In the case of Sally Rooney, I'm sure the pressure to produce an outstanding novel was significant and much-felt. Conversations With Friends and Normal People have been among my favourite reads of the last decade. While reading each story, I was struck by my emotional involvement as well as by the stunning beauty and occasional brutality of the prose. And I certainly wasn't the only one who felt that way. Apart from the other millions of fans, my teenage daughters also loved them and would discuss them at great length. 

The latest arrival, Beautiful World, Where Are You? was much anticipated in our household and my daughters and I have all read it now. Though we're not entirely in agreement, two of us really enjoyed it but not as much as either Conversations With Friends and Normal People and one was as delighted by it as she'd hoped. 

This time we get to join the relationships of four people who are linked in different ways to form a cat's cradle of connections between each other. On the whole, these relationships are not simple. Some are rooted in childhood and others in teenage years. As with all histories, there are complications, confusions and huge loyalties to deal with. These are histories that entirely influence the present, even to newcomers to their lives. The consequences of them can be positive and negative and, because of this, create a turbulence at every move. Each action has a reaction, each word and nuance a ripple in the world. 

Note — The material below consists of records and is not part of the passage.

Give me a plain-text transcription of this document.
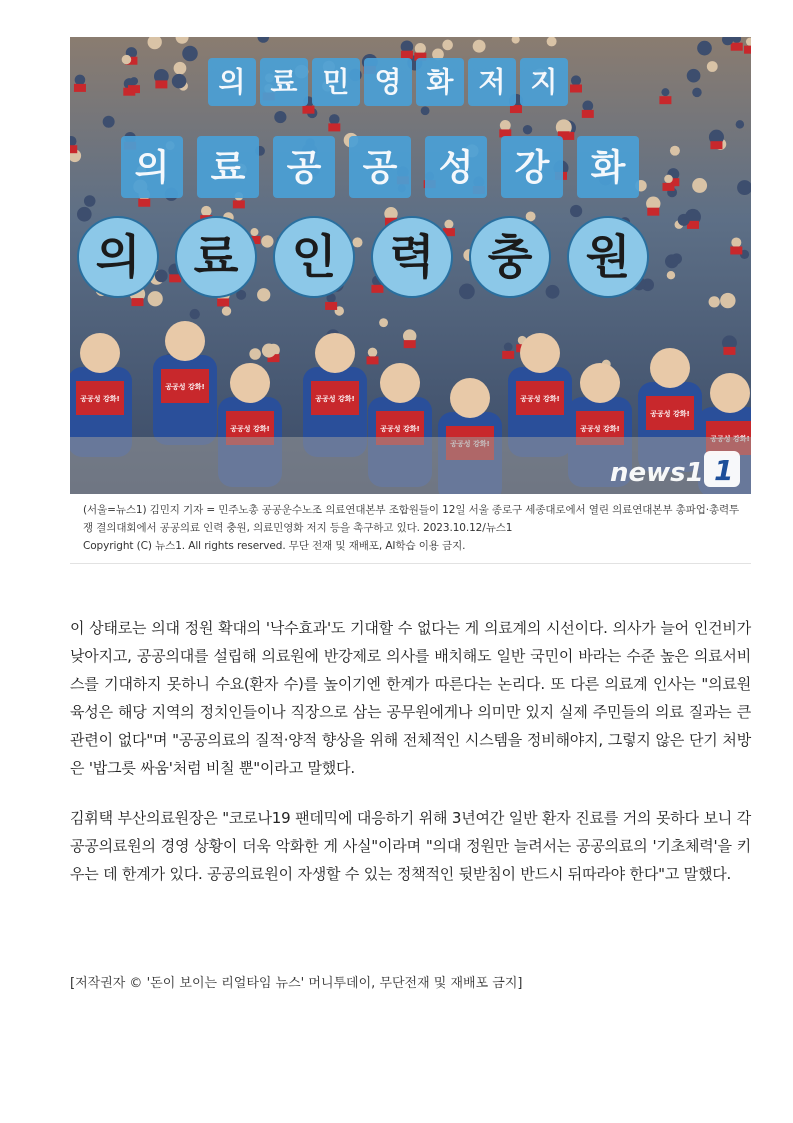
의 료 민 영 화 저 지
의 료 공 공 성 강 화
의 료 인 력 충 원
공공성 강화!
공공성 강화!
공공성 강화!
공공성 강화!
공공성 강화!
공공성 강화!
공공성 강화!
공공성 강화!
news1 1

(서울=뉴스1) 김민지 기자 = 민주노총 공공운수노조 의료연대본부 조합원들이 12일 서울 종로구 세종대로에서 열린 의료연대본부 총파업·총력투쟁 결의대회에서 공공의료 인력 충원, 의료민영화 저지 등을 촉구하고 있다. 2023.10.12/뉴스1

Copyright (C) 뉴스1. All rights reserved. 무단 전재 및 재배포, AI학습 이용 금지.

이 상태로는 의대 정원 확대의 '낙수효과'도 기대할 수 없다는 게 의료계의 시선이다. 의사가 늘어 인건비가 낮아지고, 공공의대를 설립해 의료원에 반강제로 의사를 배치해도 일반 국민이 바라는 수준 높은 의료서비스를 기대하지 못하니 수요(환자 수)를 높이기엔 한계가 따른다는 논리다. 또 다른 의료계 인사는 "의료원 육성은 해당 지역의 정치인들이나 직장으로 삼는 공무원에게나 의미만 있지 실제 주민들의 의료 질과는 큰 관련이 없다"며 "공공의료의 질적·양적 향상을 위해 전체적인 시스템을 정비해야지, 그렇지 않은 단기 처방은 '밥그릇 싸움'처럼 비칠 뿐"이라고 말했다.

김휘택 부산의료원장은 "코로나19 팬데믹에 대응하기 위해 3년여간 일반 환자 진료를 거의 못하다 보니 각 공공의료원의 경영 상황이 더욱 악화한 게 사실"이라며 "의대 정원만 늘려서는 공공의료의 '기초체력'을 키우는 데 한계가 있다. 공공의료원이 자생할 수 있는 정책적인 뒷받침이 반드시 뒤따라야 한다"고 말했다.

[저작권자 © '돈이 보이는 리얼타임 뉴스' 머니투데이, 무단전재 및 재배포 금지]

The structure sees alternate chapters from the point of view of Alice and Eileen, while sandwiched between are email communications between the two. This works well in the beginning, but as the story progressed became somewhat obstructive the flow. The email sections, while incorporating plenty of character revelations and showing some of the strengths and flaws of the friendship, also take on a philosophical and political debate that I may well not be intelligent enough to have fully understood. It's interesting and is likely to be very important to the thrust and meaning of the novel, but it was generally an aspect that knocked me from my stride. It may be that I could search for other reviews to help me get a foothold into it's purpose (for purpose there must surely be), and a such a grasp may knock up my opinion a notch, but I would have been happier if this had been cut back a little. It's a small gripe, because I still loved the read, so I hope it doesn't put anyone off having a go. 

I suppose the reason I found that structure difficult is that when the characters are living their lives it's engrossing and compelling. The flashes of the poetic and the ebb and flow of their lives, the extreme lifestyles and the examination of the change into early adulthood, the examination of madness and self-doubt and of deviation from perceived norms all simmer away and over-boil nicely. The email sections gently put the brakes on this eventually had an impact.  

Overall, I recommend it to all. The pleasures (and pains) outweigh the issues (my issues) and even with an ending that I wanted more from, it's still top notch. 

Not that it matters, my favourite character was Felix. Just saying. 

And where is the beautiful world? I'm not sure if it's always out of reach or it's the place we spend every day. I reckon it's both. What do you say?